Weird behavior when iterating over a Dataloader

wgpubs · February 21, 2020, 1:21am

Code:

print((
    f'inf_df items: {len(inf_df)} | test_dl items: {inf_dl.n}\n'
    f'batch size: {inf_dl.bs}'))
# inf_df items: 11612 | test_dl items: 11612
# batch size: 64

c = 0
for b in inf_dl:
    c += b[0].shape[0]
print(c)
# c = 11584 (expected 11612)

Seems like its dropping the last incomplete batch but not sure why???

muellerzr · February 21, 2020, 1:27am

How are you making the DataLoader? IIRC drop_last is a parameter. Try setting it to False? (Or something similar)

wgpubs · February 21, 2020, 1:29am

tfms = [
    attrgetter('text'), 
    Tokenizer.from_df(text_cols=corpus_cols, rules=custom_tok_rules, mark_fields=include_fld_tok), 
    Numericalize(vocab=lm_vocab)
]

test_ds = Datasets(items=inf_df, tfms=[tfms], dl_type=SortedDL)
test_dls = test_ds.dataloaders(bs=64, seq_len=bptt,
                               before_batch=partial(pad_input_chunk, pad_first=backwards))

if (backwards): test_dls.tfms.add(Transform(lambda nums: nums.flip(0)))

# use the test_dls.train dataloader for batch inference!
inf_dl = test_dls.train

I think it has something to do with the library, by default, dropping the last batch in the training set.
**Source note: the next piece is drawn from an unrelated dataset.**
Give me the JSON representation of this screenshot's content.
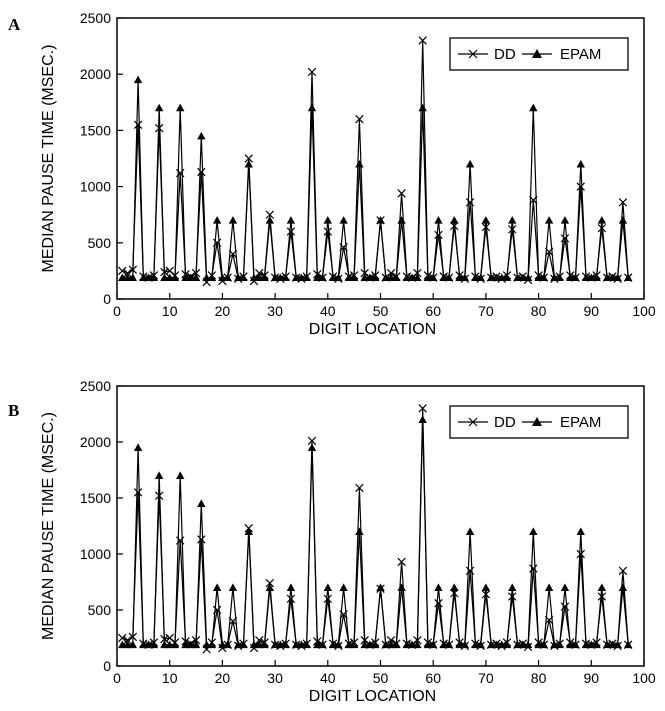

If so, how do I turn off that behavior?

muellerzr · February 21, 2020, 1:30am

Yes. It will defaultly do that to the training set only. This behavior was the same in v1. I’d explore what parameters can be passed into .dataloaders() (not in front of a computer)

(Something like drop_last is what you’re looking for)

wgpubs · February 21, 2020, 1:33am

Lo and behold … setting shuffle_train=False in the call to .dataloaders(...) does the trick!